Il prezzo sul mercato di un corpo, ossia di un’unità di prodotto di tipo tradizionale, come un televisore o un’automobile, in virtù delle economie di scala dei processi produttivi e distributivi diminuisce al crescere del numero di oggetti venduti. In altri termini i settori industriali classici sono caratterizzati da un un’economia di scala anche rispetto alle dimensioni del mercato. Tuttavia, questa economia è limitata da uno zoccolo duro, costituito dal costo delle materie prime e dell’energia impiegate nella generazione di un’unità di prodotto.

Nell’industria delle anime, come ad esempio nell’industria del software, lo zoccolo duro non esiste perché il floppy disk o il cd rom che ospitano il programma, o la carta di un giornale nel caso dell’industria editoriale, o l’energia necessaria per irradiare un programma televisivo, hanno un valore intrinseco molto piccolo. Di conseguenza, il valore sul mercato di un’anima ossia, tipicamente, di un prodotto software, di una trasmissione televisiva o di un giornale è una funzione rapidamente decrescente del numero di copie vendute (o di telespettatori). Se lo sviluppo di un prodotto software è costato un milione di euro, il prezzo dell’unità di prodotto è pari almeno a un milione di euro se vendo una copia sola, ma scende a mille euro se riesco a venderne mille copie.

L’associazione perversa della diseconomia del costo della progettazione e dello sviluppo sulla scala della dimensione del prodotto e dell’accentuata economia di scala rispetto alla dimensione del mercato produce poi la peculiarità più importante del mercato dei prodotti dell’informazione. Per raddoppiare un programma che abbia già raggiunto un certo successo sul mercato, si deve investire 4 volte di più di quanto si era investito nella prima versione, ma per continuare a venderlo allo stesso prezzo si deve poter contare su un mercato 4 volte più grande.

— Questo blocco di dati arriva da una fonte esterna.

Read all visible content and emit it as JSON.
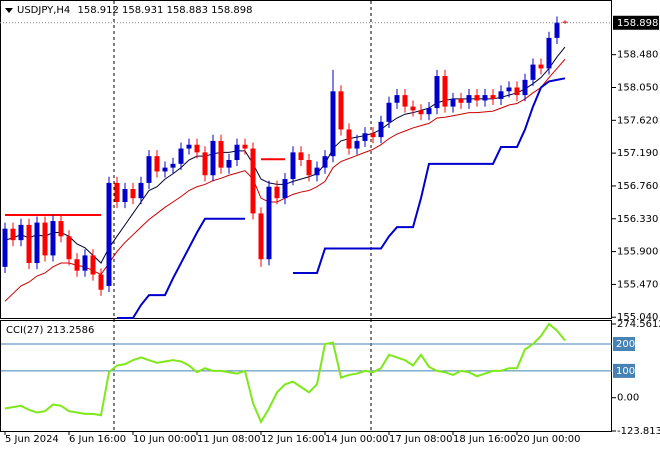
{
  "chart_data": {
    "type": "candlestick",
    "symbol": "USDJPY,H4",
    "categories": [
      "5 Jun 2024",
      null,
      null,
      null,
      null,
      null,
      null,
      null,
      "6 Jun 16:00",
      null,
      null,
      null,
      null,
      null,
      null,
      null,
      "10 Jun 00:00",
      null,
      null,
      null,
      null,
      null,
      null,
      null,
      "11 Jun 08:00",
      null,
      null,
      null,
      null,
      null,
      null,
      null,
      "12 Jun 16:00",
      null,
      null,
      null,
      null,
      null,
      null,
      null,
      "14 Jun 00:00",
      null,
      null,
      null,
      null,
      null,
      null,
      null,
      "17 Jun 08:00",
      null,
      null,
      null,
      null,
      null,
      null,
      null,
      "18 Jun 16:00",
      null,
      null,
      null,
      null,
      null,
      null,
      null,
      "20 Jun 00:00",
      null,
      null,
      null,
      null,
      null,
      null
    ],
    "open": [
      155.7,
      156.2,
      156.05,
      156.25,
      155.75,
      156.28,
      155.85,
      156.3,
      156.1,
      155.8,
      155.65,
      155.85,
      155.6,
      155.45,
      156.8,
      156.55,
      156.72,
      156.6,
      156.8,
      157.15,
      156.95,
      157.0,
      157.05,
      157.25,
      157.3,
      157.2,
      156.9,
      157.35,
      157.0,
      157.1,
      157.3,
      157.25,
      156.4,
      155.8,
      156.75,
      156.6,
      156.85,
      157.2,
      157.1,
      156.9,
      157.0,
      157.15,
      158.0,
      157.5,
      157.25,
      157.35,
      157.45,
      157.4,
      157.6,
      157.85,
      157.95,
      157.8,
      157.75,
      157.7,
      157.78,
      158.2,
      157.8,
      157.9,
      157.85,
      157.95,
      157.88,
      157.95,
      157.9,
      158.0,
      158.05,
      157.95,
      158.15,
      158.35,
      158.3,
      158.7,
      158.912
    ],
    "high": [
      156.28,
      156.28,
      156.33,
      156.33,
      156.36,
      156.36,
      156.38,
      156.38,
      156.18,
      155.88,
      155.93,
      155.93,
      155.68,
      156.88,
      156.88,
      156.8,
      156.8,
      156.88,
      157.23,
      157.23,
      157.08,
      157.13,
      157.33,
      157.38,
      157.38,
      157.28,
      157.43,
      157.43,
      157.18,
      157.38,
      157.38,
      157.33,
      156.48,
      156.83,
      156.83,
      156.93,
      157.28,
      157.28,
      157.18,
      157.08,
      157.23,
      158.28,
      158.08,
      157.58,
      157.43,
      157.53,
      157.53,
      157.68,
      157.93,
      158.03,
      158.03,
      157.88,
      157.83,
      157.86,
      158.28,
      158.28,
      157.98,
      157.98,
      158.03,
      158.03,
      158.03,
      158.03,
      158.08,
      158.13,
      158.13,
      158.23,
      158.43,
      158.43,
      158.78,
      158.98,
      158.931
    ],
    "low": [
      155.62,
      155.97,
      155.97,
      155.67,
      155.67,
      155.77,
      155.77,
      156.02,
      155.72,
      155.57,
      155.57,
      155.52,
      155.32,
      155.37,
      156.47,
      156.47,
      156.52,
      156.52,
      156.72,
      156.87,
      156.87,
      156.92,
      156.97,
      157.17,
      157.12,
      156.82,
      156.82,
      156.92,
      156.92,
      157.02,
      157.17,
      156.32,
      155.7,
      155.72,
      156.52,
      156.52,
      156.77,
      157.02,
      156.82,
      156.82,
      156.92,
      157.07,
      157.42,
      157.17,
      157.17,
      157.27,
      157.32,
      157.32,
      157.52,
      157.77,
      157.72,
      157.67,
      157.62,
      157.62,
      157.7,
      157.72,
      157.72,
      157.77,
      157.77,
      157.8,
      157.8,
      157.82,
      157.82,
      157.92,
      157.87,
      157.87,
      158.07,
      158.22,
      158.22,
      158.62,
      158.883
    ],
    "close": [
      156.2,
      156.05,
      156.25,
      155.75,
      156.28,
      155.85,
      156.3,
      156.1,
      155.8,
      155.65,
      155.85,
      155.6,
      155.4,
      156.8,
      156.55,
      156.72,
      156.6,
      156.8,
      157.15,
      156.95,
      157.0,
      157.05,
      157.25,
      157.3,
      157.2,
      156.9,
      157.35,
      157.0,
      157.1,
      157.3,
      157.25,
      156.4,
      155.8,
      156.75,
      156.6,
      156.85,
      157.2,
      157.1,
      156.9,
      157.0,
      157.15,
      158.0,
      157.5,
      157.25,
      157.35,
      157.45,
      157.4,
      157.6,
      157.85,
      157.95,
      157.8,
      157.75,
      157.7,
      157.78,
      158.2,
      157.8,
      157.9,
      157.85,
      157.95,
      157.88,
      157.95,
      157.9,
      158.0,
      158.05,
      157.95,
      158.15,
      158.35,
      158.3,
      158.7,
      158.9,
      158.898
    ],
    "bull_color": "#0000cd",
    "bear_color": "#ff0000",
    "ylim": [
      155.03,
      159.17
    ],
    "yticks": [
      {
        "value": 158.48,
        "label": "158.480"
      },
      {
        "value": 158.05,
        "label": "158.050"
      },
      {
        "value": 157.62,
        "label": "157.620"
      },
      {
        "value": 157.19,
        "label": "157.190"
      },
      {
        "value": 156.76,
        "label": "156.760"
      },
      {
        "value": 156.33,
        "label": "156.330"
      },
      {
        "value": 155.9,
        "label": "155.900"
      },
      {
        "value": 155.47,
        "label": "155.470"
      },
      {
        "value": 155.04,
        "label": "155.040"
      }
    ],
    "grid": false,
    "series": [
      {
        "color": "#cc0000",
        "values": [
          155.25,
          155.35,
          155.45,
          155.5,
          155.58,
          155.62,
          155.7,
          155.75,
          155.75,
          155.72,
          155.7,
          155.65,
          155.6,
          155.75,
          155.9,
          156.02,
          156.12,
          156.22,
          156.32,
          156.4,
          156.48,
          156.55,
          156.62,
          156.7,
          156.75,
          156.78,
          156.83,
          156.86,
          156.9,
          156.93,
          156.96,
          156.85,
          156.6,
          156.55,
          156.55,
          156.6,
          156.65,
          156.68,
          156.7,
          156.75,
          156.82,
          157.0,
          157.08,
          157.12,
          157.16,
          157.2,
          157.24,
          157.3,
          157.38,
          157.44,
          157.48,
          157.52,
          157.55,
          157.58,
          157.65,
          157.66,
          157.68,
          157.7,
          157.72,
          157.72,
          157.73,
          157.74,
          157.78,
          157.82,
          157.84,
          157.9,
          157.98,
          158.05,
          158.18,
          158.3,
          158.42
        ]
      },
      {
        "color": "#000033",
        "values": [
          156.05,
          156.08,
          156.12,
          156.08,
          156.12,
          156.1,
          156.15,
          156.15,
          156.1,
          156.0,
          155.95,
          155.85,
          155.75,
          155.95,
          156.1,
          156.25,
          156.4,
          156.55,
          156.7,
          156.75,
          156.85,
          156.92,
          157.0,
          157.1,
          157.15,
          157.15,
          157.18,
          157.2,
          157.2,
          157.22,
          157.22,
          157.05,
          156.85,
          156.8,
          156.78,
          156.78,
          156.82,
          156.85,
          156.88,
          156.92,
          157.05,
          157.25,
          157.35,
          157.38,
          157.4,
          157.42,
          157.45,
          157.5,
          157.58,
          157.65,
          157.7,
          157.72,
          157.75,
          157.78,
          157.85,
          157.88,
          157.9,
          157.9,
          157.9,
          157.9,
          157.9,
          157.9,
          157.92,
          157.95,
          157.98,
          158.03,
          158.1,
          158.18,
          158.3,
          158.45,
          158.58
        ]
      },
      {
        "color": "#0000cd",
        "values": [
          null,
          null,
          null,
          null,
          null,
          null,
          null,
          null,
          null,
          null,
          null,
          null,
          null,
          null,
          155.03,
          155.03,
          155.03,
          155.2,
          155.33,
          155.33,
          155.33,
          155.55,
          155.75,
          155.95,
          156.15,
          156.33,
          156.33,
          156.33,
          156.33,
          156.33,
          156.33,
          null,
          null,
          null,
          null,
          null,
          155.62,
          155.62,
          155.62,
          155.62,
          155.94,
          155.94,
          155.94,
          155.94,
          155.94,
          155.94,
          155.94,
          155.94,
          156.1,
          156.22,
          156.22,
          156.22,
          156.6,
          157.05,
          157.05,
          157.05,
          157.05,
          157.05,
          157.05,
          157.05,
          157.05,
          157.05,
          157.27,
          157.27,
          157.27,
          157.5,
          157.8,
          158.05,
          158.13,
          158.15,
          158.17
        ]
      },
      {
        "color": "#ff0000",
        "values": [
          156.38,
          156.38,
          156.38,
          156.38,
          156.38,
          156.38,
          156.38,
          156.38,
          156.38,
          156.38,
          156.38,
          156.38,
          156.38,
          null,
          null,
          null,
          null,
          null,
          null,
          null,
          null,
          null,
          null,
          null,
          null,
          null,
          null,
          null,
          null,
          null,
          null,
          null,
          157.11,
          157.11,
          157.11,
          157.11,
          null,
          null,
          null,
          null,
          null,
          null,
          null,
          null,
          null,
          null,
          null,
          null,
          null,
          null,
          null,
          null,
          null,
          null,
          null,
          null,
          null,
          null,
          null,
          null,
          null,
          null,
          null,
          null,
          null,
          null,
          null,
          null,
          null,
          null,
          null
        ]
      }
    ],
    "indicator": {
      "name": "CCI(27)",
      "color": "#7ee81a",
      "level_color": "#4682b4",
      "ylim": [
        -123.8133,
        274.5612
      ],
      "yticks": [
        274.5612,
        {
          "value": 0,
          "label": "0.00"
        },
        -123.8133
      ],
      "levels": [
        200,
        100
      ],
      "values": [
        -40,
        -35,
        -30,
        -45,
        -55,
        -50,
        -25,
        -30,
        -50,
        -55,
        -60,
        -60,
        -65,
        95,
        120,
        125,
        140,
        150,
        140,
        130,
        135,
        140,
        135,
        120,
        95,
        110,
        100,
        100,
        95,
        90,
        100,
        -20,
        -90,
        -40,
        20,
        50,
        60,
        40,
        20,
        50,
        200,
        205,
        75,
        85,
        90,
        100,
        95,
        110,
        160,
        150,
        140,
        120,
        160,
        115,
        100,
        95,
        85,
        100,
        95,
        80,
        90,
        100,
        100,
        110,
        110,
        180,
        200,
        230,
        274.5612,
        250,
        213.2586
      ]
    }
  }
}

Questo fatto ha molte conseguenze. Ad esempio nell’arco di circa quindici anni Bill Gates è diventato l’uomo più ricco della Terra, mentre migliaia di software house in tutto il mondo, e in particolare nel nostro Paese, chiudevano i battenti, oppure rinunciavano a operare nel settore della produzione del software per ricreare comparti di nicchia nell’area dei servizi di installazione o personalizzazione dei prodotti altrui. Gli Stati Uniti hanno portato a casa migliaia di miliardi di dollari con la vendita di prodotti software caratterizzati da un tasso di valore aggiunto pari al 100%, mentre Paesi come il nostro, che pur rivendicano una presenza nel novero dei Paesi più industrializzati, non riescono ad esportare praticamente nulla in questo comparto. E non parliamo dei Paesi poveri.

Free hardware

Nell’anno 2005 un piccolissimo gruppo di ricercatori ed insegnanti di Ivrea decise di sviluppare un micro calcolatore di basso costo orientato prevalentemente alle esigenze didattiche. S’incontravano spesso in un bar della loro città, chiamato “Arduino, re d’Italia”, in ricordo del sovrano che nel 1001 si era proclamato re d’Italia, anche se le dimensioni del suo regno erano molto piccole. Per ricordare il luogo dei loro incontri e il sovrano di mille anni prima decisero di chiamare “Arduino” la scheda elettronica che avevano sviluppato.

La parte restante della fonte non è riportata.